Sat | Dec 14, 2019

Growth & Jobs | ‘Don’t invite cyberattackers under your Christmas tree’

Published:Tuesday | December 3, 2019 | 12:19 AM
Colin Burgess, IT infrastructure manager at MC Systems.

Twenty-three-year-old Abena McDonald has already written her Christmas shopping list and will be making her purchases online to avoid the holiday rush or last-minute shopping.

McDonald is the typical millennial who gravitates towards online shopping. For her, the benefits of shopping online far outweigh conventional shopping, as she is able to get attractive deals and quality merchandise.

However, Colin Burgess, IT infrastructure manager at MC Systems, an affiliate of the non-financial arm of The Jamaica National Group, warned consumers that they should be even more cautious when shopping online, especially during the Christmas season, as cyberattacks tend to spike during the period.

“Consumers can fall prey to these cyberattacks, especially if the attackers disguise themselves as a trustworthy friend or a familiar entity, and acquire sensitive information,” informed Burgess.

He said that this form of cyber-attack accounts for a 91 per cent success rate. “Be on your guard. Only open emails, attachments and links from persons you know,” he added.

The IT infrastructure manager stated that everything does not appear as it seems, because it has become easier to steal the logos and letterheads of established organisations and make emails appear to be legitimate.

“Pay attention to a website’s URL. Hover over any links to see where they lead. If you are unsure whether an email request is legitimate, try to verify it by contacting the company directly,” he advised.

Burgess said that consumers should not reveal personal or financial information in emails, SMS text messages, or over the phone. He added that antivirus software should be updated regularly.

He advised consumers to be cautious about who they share their credit card details with, and think carefully before buying anything from a website that doesn’t look authentic. Avoid websites that don’t offer the use of a secure payment facility, such as PayPal, he added.

Additionally, be aware of the potential risks of using online payment services that require your credit card details. If they were hacked, or had their database otherwise accessed by someone who is up to no good, it could result in you becoming a victim to credit card fraud.

Burgess also noted that attackers use information from social-media platforms to acquire personal information to launch an attack. He said it is important that limited information be posted about you on these platforms, including your emails and your workplace.

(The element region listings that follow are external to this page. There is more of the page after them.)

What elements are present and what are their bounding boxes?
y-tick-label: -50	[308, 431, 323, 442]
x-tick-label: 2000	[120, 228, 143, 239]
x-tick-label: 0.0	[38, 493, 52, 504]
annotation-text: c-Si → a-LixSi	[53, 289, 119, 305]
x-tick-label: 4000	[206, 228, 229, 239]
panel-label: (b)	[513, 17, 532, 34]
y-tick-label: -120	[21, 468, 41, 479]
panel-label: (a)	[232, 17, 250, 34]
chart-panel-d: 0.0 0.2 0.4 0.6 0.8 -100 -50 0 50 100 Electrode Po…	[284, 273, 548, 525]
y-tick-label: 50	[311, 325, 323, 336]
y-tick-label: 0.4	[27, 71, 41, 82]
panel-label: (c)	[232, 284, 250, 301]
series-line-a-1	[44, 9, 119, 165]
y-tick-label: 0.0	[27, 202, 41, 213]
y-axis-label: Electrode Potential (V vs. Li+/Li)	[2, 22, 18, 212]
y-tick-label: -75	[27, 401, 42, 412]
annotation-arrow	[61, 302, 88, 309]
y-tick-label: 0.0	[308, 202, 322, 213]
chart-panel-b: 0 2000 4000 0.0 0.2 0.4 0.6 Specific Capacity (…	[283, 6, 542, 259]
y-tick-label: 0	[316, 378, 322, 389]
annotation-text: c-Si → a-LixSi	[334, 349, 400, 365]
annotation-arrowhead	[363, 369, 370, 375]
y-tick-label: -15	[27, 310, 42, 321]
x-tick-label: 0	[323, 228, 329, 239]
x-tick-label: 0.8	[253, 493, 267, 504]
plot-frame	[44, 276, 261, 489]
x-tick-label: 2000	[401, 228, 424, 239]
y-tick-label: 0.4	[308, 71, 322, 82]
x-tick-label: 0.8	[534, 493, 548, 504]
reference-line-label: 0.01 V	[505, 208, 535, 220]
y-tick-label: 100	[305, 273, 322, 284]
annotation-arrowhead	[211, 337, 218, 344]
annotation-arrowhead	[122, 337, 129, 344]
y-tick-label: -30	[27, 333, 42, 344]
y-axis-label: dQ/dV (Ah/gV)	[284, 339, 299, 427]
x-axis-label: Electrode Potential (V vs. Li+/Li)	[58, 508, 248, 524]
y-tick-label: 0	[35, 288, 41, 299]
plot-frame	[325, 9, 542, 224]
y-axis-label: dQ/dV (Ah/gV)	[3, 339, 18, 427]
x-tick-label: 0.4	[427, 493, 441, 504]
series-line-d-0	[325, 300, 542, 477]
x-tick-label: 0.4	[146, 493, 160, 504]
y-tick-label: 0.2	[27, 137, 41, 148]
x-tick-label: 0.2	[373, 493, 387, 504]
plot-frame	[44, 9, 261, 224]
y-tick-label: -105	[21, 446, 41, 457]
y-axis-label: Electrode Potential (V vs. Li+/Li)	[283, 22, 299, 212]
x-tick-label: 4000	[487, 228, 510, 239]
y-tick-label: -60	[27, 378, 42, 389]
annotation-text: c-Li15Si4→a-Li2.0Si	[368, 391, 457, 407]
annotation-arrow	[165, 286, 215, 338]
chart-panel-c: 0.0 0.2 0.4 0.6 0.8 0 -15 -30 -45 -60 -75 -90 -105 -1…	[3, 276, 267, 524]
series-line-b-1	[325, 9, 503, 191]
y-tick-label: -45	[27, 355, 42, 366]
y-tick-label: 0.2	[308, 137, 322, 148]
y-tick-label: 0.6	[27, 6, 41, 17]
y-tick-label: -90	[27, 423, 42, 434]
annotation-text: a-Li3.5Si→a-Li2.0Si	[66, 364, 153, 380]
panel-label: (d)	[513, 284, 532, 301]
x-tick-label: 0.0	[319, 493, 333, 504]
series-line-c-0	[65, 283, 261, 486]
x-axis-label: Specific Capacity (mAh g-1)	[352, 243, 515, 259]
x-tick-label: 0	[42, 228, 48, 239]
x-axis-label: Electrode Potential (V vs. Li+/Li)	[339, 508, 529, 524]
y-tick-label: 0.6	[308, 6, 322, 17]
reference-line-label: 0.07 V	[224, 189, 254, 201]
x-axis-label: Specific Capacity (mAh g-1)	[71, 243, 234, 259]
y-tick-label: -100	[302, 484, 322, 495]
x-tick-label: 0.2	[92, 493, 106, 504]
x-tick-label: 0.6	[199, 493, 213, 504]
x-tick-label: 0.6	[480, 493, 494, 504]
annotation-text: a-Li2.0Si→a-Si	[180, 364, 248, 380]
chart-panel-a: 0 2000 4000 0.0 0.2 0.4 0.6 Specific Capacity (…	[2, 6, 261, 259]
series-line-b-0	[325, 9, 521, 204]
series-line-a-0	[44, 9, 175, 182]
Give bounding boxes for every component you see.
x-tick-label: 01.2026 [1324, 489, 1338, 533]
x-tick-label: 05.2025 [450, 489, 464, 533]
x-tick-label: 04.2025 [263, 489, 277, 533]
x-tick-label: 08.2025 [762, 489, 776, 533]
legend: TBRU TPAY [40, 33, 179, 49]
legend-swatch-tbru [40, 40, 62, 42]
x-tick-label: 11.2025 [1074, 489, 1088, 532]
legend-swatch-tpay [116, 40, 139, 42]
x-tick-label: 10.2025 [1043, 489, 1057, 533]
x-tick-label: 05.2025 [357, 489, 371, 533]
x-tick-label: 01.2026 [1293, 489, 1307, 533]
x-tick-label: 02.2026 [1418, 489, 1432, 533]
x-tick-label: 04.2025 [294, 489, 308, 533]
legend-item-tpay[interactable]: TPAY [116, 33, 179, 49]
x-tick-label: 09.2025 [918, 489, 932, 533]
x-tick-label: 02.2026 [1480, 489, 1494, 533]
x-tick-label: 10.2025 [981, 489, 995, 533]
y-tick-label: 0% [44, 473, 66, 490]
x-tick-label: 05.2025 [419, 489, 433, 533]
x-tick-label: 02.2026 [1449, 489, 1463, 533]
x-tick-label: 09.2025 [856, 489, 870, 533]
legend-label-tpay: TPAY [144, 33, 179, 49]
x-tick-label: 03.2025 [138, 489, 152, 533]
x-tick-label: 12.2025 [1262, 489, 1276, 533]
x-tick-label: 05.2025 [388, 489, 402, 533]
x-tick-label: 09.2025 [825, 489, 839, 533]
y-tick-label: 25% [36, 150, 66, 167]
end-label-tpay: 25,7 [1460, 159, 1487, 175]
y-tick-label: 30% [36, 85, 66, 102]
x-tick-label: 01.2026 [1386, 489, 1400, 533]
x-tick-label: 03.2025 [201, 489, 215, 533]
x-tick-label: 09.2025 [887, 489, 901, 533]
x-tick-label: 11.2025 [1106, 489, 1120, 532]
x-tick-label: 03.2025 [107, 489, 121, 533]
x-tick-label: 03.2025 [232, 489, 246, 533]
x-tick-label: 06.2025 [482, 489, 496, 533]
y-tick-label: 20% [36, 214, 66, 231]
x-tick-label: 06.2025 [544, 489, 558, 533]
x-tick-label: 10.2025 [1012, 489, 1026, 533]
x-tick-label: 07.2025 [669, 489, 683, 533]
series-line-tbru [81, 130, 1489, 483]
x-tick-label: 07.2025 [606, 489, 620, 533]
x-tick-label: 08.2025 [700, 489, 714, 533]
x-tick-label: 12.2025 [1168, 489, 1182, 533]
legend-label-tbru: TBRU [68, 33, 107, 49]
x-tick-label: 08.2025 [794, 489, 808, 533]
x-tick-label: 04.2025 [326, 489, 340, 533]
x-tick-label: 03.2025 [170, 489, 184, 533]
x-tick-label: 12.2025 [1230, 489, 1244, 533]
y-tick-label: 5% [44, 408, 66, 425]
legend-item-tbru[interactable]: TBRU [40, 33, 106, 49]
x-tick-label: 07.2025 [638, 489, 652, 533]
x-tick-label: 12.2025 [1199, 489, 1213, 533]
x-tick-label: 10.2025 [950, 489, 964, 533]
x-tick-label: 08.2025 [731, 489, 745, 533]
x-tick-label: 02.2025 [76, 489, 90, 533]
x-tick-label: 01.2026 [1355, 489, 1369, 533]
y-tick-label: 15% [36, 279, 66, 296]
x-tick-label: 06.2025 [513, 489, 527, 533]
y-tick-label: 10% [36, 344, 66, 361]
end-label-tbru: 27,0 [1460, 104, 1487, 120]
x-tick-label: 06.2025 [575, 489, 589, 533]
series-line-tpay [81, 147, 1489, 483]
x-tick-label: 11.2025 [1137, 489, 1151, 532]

- Do not click links in emails.If an organisation, such as your bank, sends you a link, launch your browser and go directly to the bank’s site, instead of clicking on the link itself. You can also check the destination of a link by hovering your mouse over it. If the URL does not match the link’s anchor text, or the email’s stated destination, there is a possibility that it could be malicious.

Burgess said that many spear-phishing attackers will try to obfuscate link destinations by using anchor text, which seems to be a legitimate URL.

- Shopping on a smartphone? Use a retailer’s app. You may be even more vulnerable to some basic scams. Since URLs are harder to view on a small screen, you could be tricked by the explosion of tricky newer top-level domains, such as family or club. Stick to the official apps on your device and you won’t have to worry about checking those web addresses.

- Use one browser for all transactions. It doesn’t matter if it’s Chrome, Firefox, Edge, Opera or Safari. Pick one browser and only use it for anything that involves shopping, banking or checking your financial accounts. And don’t touch it for anything else –especially social media.